VIRGINIA TECH – Tere Williams (1997-2001)
A member of the Virginia Tech 1,000-point club, Tere Williams finished her career with 1,750 points, ranking second on the school’s all-time scoring list. Williams earned 1999 Associated Press Honorable Mention All-American recognition and was a 1998 Women’s Basketball News Service Freshman All-American. The 1998 Atlantic 10 Conference Co-Rookie of the Year, Williams was twice named to the All-Atlantic 10 Conference first team (1999, 2000) and to the second team (1998) on one occasion. Williams, who was part of the Hokies’ 350th program win, an 81-39 victory over Rhode Island on Jan. 6, 2000, collected All-Big East second team honors in 2001. She is Tech’s career leader in field goals made (694), field goal percentage (.550) and rebounds (853), and led her Hokies’ squad in both scoring and rebounding all four years. Williams was the first Virginia Tech player to be drafted by the WNBA as she was selected in the third round of the 2001 Draft by the Phoenix Mercury.
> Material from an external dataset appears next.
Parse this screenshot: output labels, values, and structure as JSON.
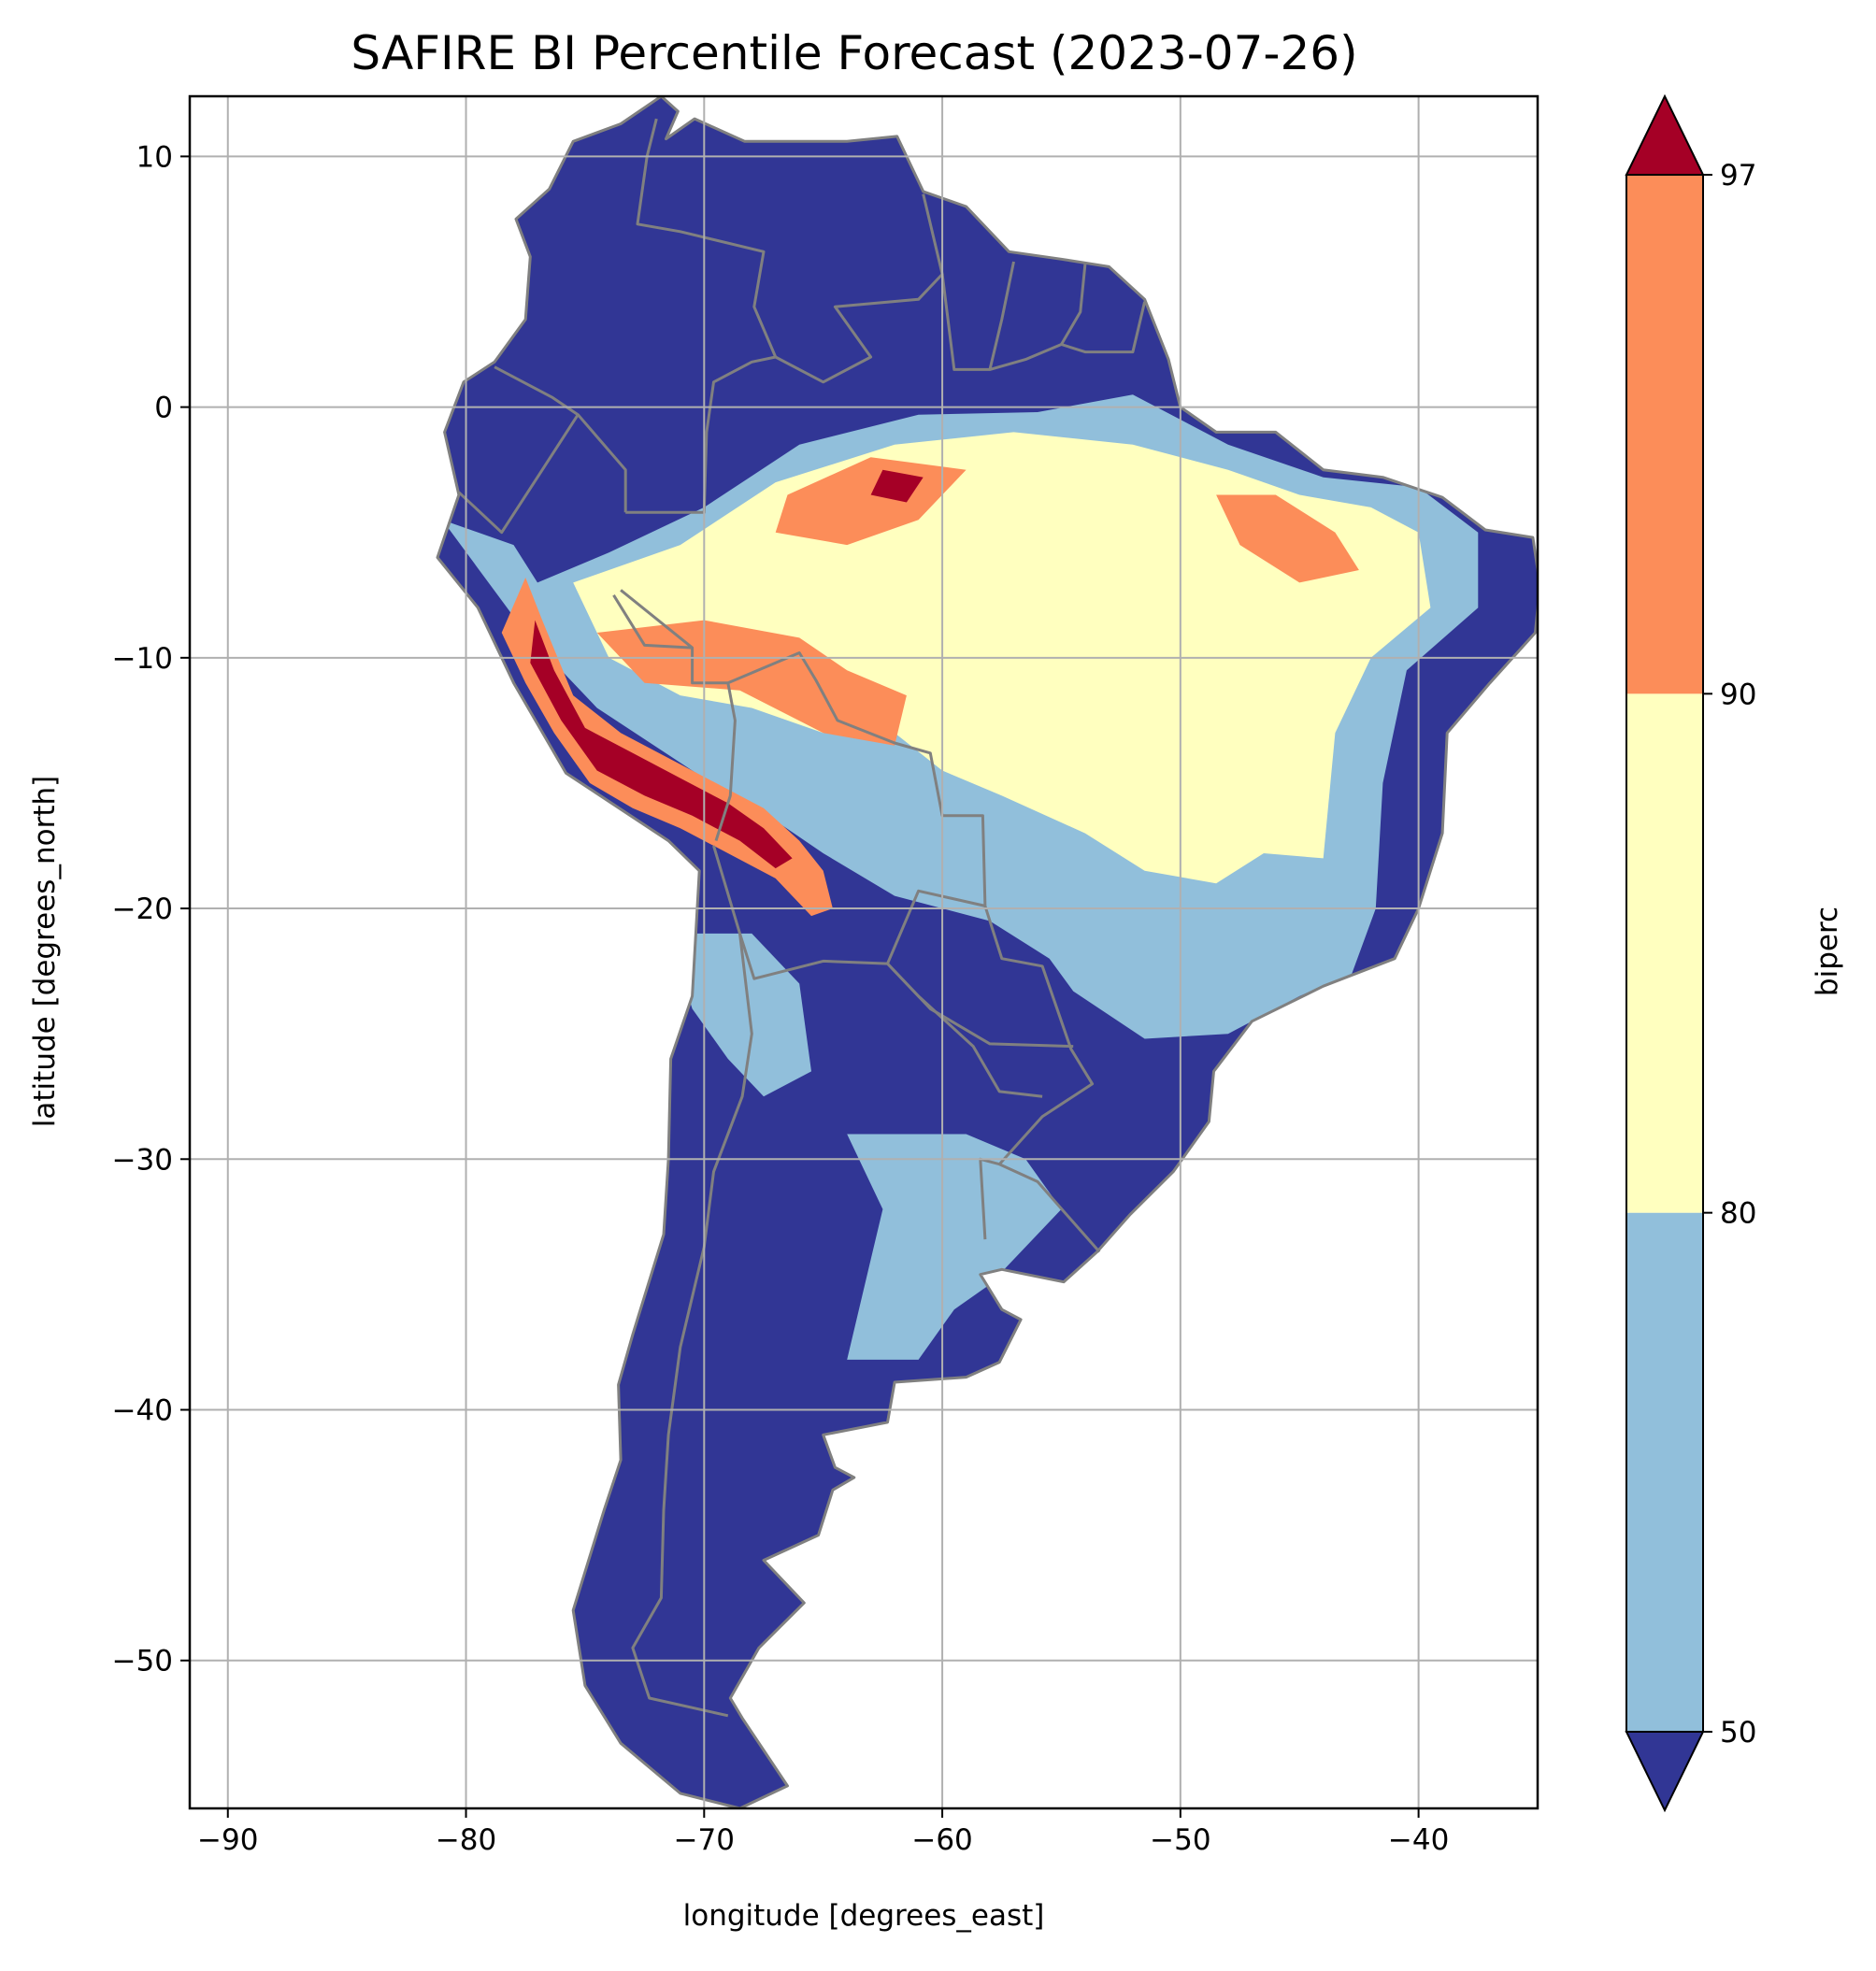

She played professionally in Austria, Ecuador, Israel, Russia and Spain. Williams is currently employed as a sales representative for MSR, a company manufacturing mobile hydraulic stages for events, while pursuing a career as a professional singer.
WAKE FOREST – Barbara Durham (1981-84)
Barbara Durham became the second member of Wake Forest’s 1,000-point club with a career total of 1,203 points. Durham led the Demon Deacons in scoring for the 1980-81 season (13 ppg) and in rebounding in 1979-80 with an average of 9.4 per game. She topped all Deacons in free throw percentage in back-to-back seasons (1979-80: .763 & 1980-81: .766). She currently ranks sixth in the Wake Forest record books in single-season rebounding with 244 (1979-80) and ranks fifth in single-season rebounding for the same season (9.4 pg). Durham’s 21-rebound outing against Duke in November, 1979, ranks as the second-best single-game performance in school history. She recorded three games with 30 or more points (30 vs. Catawba on Feb. 4, 1980, 32 vs. Appalachian State on Jan. 18, 1982, 32 vs. Winston-Salem State on Nov. 20, 1979). Durham also registered a facility record for Reynolds Gymnasium with a 17-rebound performance vs. Catawba during the Feb. 4, 1980 game.